The earliest confirmed something I already knew. The John F. Bell family can be found in Richmond, Virginia, in the 1880 Federal Census, and he is listed (in partnership with Thomas J. Bowles) as Bell & Bowles, carpenters, 504 West Main Street, in Chataigne’s Richmond city directory for 1883–84. (Bell’s home address was 1007 West Main, as in the 1880 Census.)
The Engineering Record, Building Record, and Sanitary Engineer for 9 June 1888 lists John Francis Bell as (presumably) an unsuccessful bidder for a contract to enlarge the Richmond Court House: his estimates are by far the highest of the four, perhaps reflecting the small scale of his operations.

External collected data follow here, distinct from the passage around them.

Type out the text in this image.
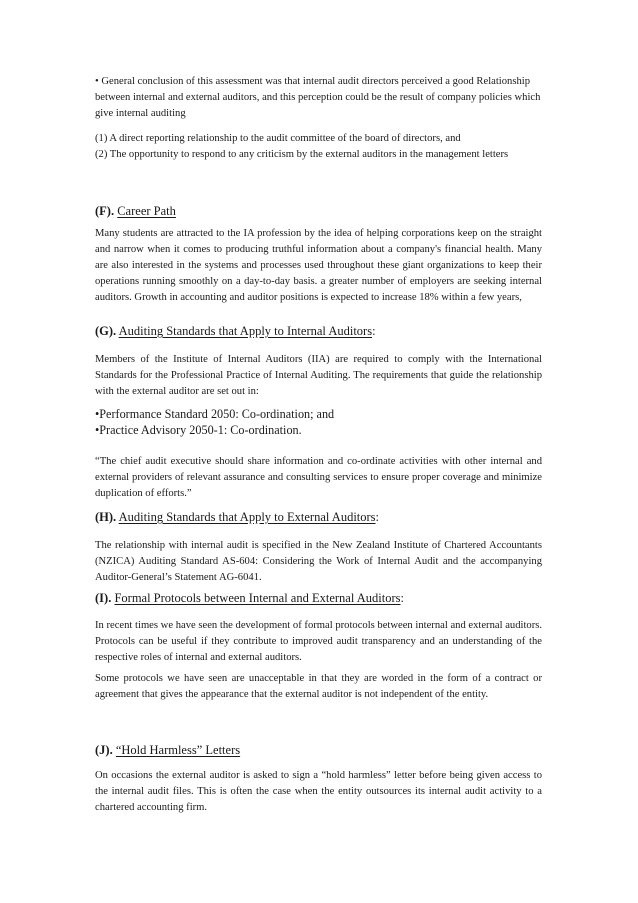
• General conclusion of this assessment was that internal audit directors perceived a good Relationship between internal and external auditors, and this perception could be the result of company policies which give internal auditing

(1) A direct reporting relationship to the audit committee of the board of directors, and

(2) The opportunity to respond to any criticism by the external auditors in the management letters

(F). Career Path

Many students are attracted to the IA profession by the idea of helping corporations keep on the straight and narrow when it comes to producing truthful information about a company's financial health. Many are also interested in the systems and processes used throughout these giant organizations to keep their operations running smoothly on a day-to-day basis. a greater number of employers are seeking internal auditors. Growth in accounting and auditor positions is expected to increase 18% within a few years,

(G). Auditing Standards that Apply to Internal Auditors:

Members of the Institute of Internal Auditors (IIA) are required to comply with the International Standards for the Professional Practice of Internal Auditing. The requirements that guide the relationship with the external auditor are set out in:

•Performance Standard 2050: Co-ordination; and

•Practice Advisory 2050-1: Co-ordination.

“The chief audit executive should share information and co-ordinate activities with other internal and external providers of relevant assurance and consulting services to ensure proper coverage and minimize duplication of efforts.”

(H). Auditing Standards that Apply to External Auditors:

The relationship with internal audit is specified in the New Zealand Institute of Chartered Accountants (NZICA) Auditing Standard AS-604: Considering the Work of Internal Audit and the accompanying Auditor-General’s Statement AG-6041.

(I). Formal Protocols between Internal and External Auditors:

In recent times we have seen the development of formal protocols between internal and external auditors. Protocols can be useful if they contribute to improved audit transparency and an understanding of the respective roles of internal and external auditors.

Some protocols we have seen are unacceptable in that they are worded in the form of a contract or agreement that gives the appearance that the external auditor is not independent of the entity.

(J). “Hold Harmless” Letters

On occasions the external auditor is asked to sign a “hold harmless” letter before being given access to the internal audit files. This is often the case when the entity outsources its internal audit activity to a chartered accounting firm.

The Southeastern Reporter, Volume 20, reports a judgment of 31 January 1895 in the case of Taylor et al. vs. Netherwood, a case involving “the validity of the lien of a subcontractor filed under the mechanic’s lien law.
“In the month of April, 1890, John F. Bell entered into a contract with Wirt E. Taylor to build for the latter a dwelling house of stone and brick in the city of Richmond. Bell, who was a carpenter, employed James Netherwood to do the stonework and furnish the necessary materials for the fixed sum of $2,350. Netherwood furnished the materials, and executed the work as required by the plans and the specifications, and to the satisfaction of the architect, the general contractor, and the owner. There was no complaint of the manner of its execution. It was only of the delay in doing the work.”
An exhaustive account of the case follows, but the summary is all we need: “[The] court ascertained that Bell, the general contractor, owed James Netherwood the amount claimed under the lien, and that Taylor owed Bell more than enough to satisfy the lien, [so] neither of them is injured by the form of the decree, nor has any good cause for complaint. Taylor, in his answer, admits that he holds the amount money claimed in his hand to be paid to Bell or otherwise, as the court may direct. It would be a vain and useless act to subject the property to the payment of the lien when the owner already had the money in hand to pay it, and only waited for the court to decide to whom he should pay it. There was no occasion, therefore, for the court to direct that Taylor’s property on which the lien was perfected should be rented or sold, but only to decree to whom it should be paid.”
I think we catch another glimpse of John F. Bell in the Engineering News Record supplement of 27 June 1901: “The lowest bid received on June 1 for the stable at the Norfolk Navy Yard was that of John F. Bell, Norfolk, Va. at $6,091. The bid was accepted.”
John Francis Bell is buried with his wife Isabella (Phillips) Bell at Hollywood Cemetery in Richmond, which can be seen at Findagrave. A bonus in my search is this reference to my great-grandfather, J. F. Bell, who appears in 1922 as a Justice of the Peace for Norfolk in the Kempville Magisterial District.
 It could also be my great-grandfather, the younger John Francis Bell (1878–1944), who would marry Minnie Estelle Jackson of Norfolk in 1902.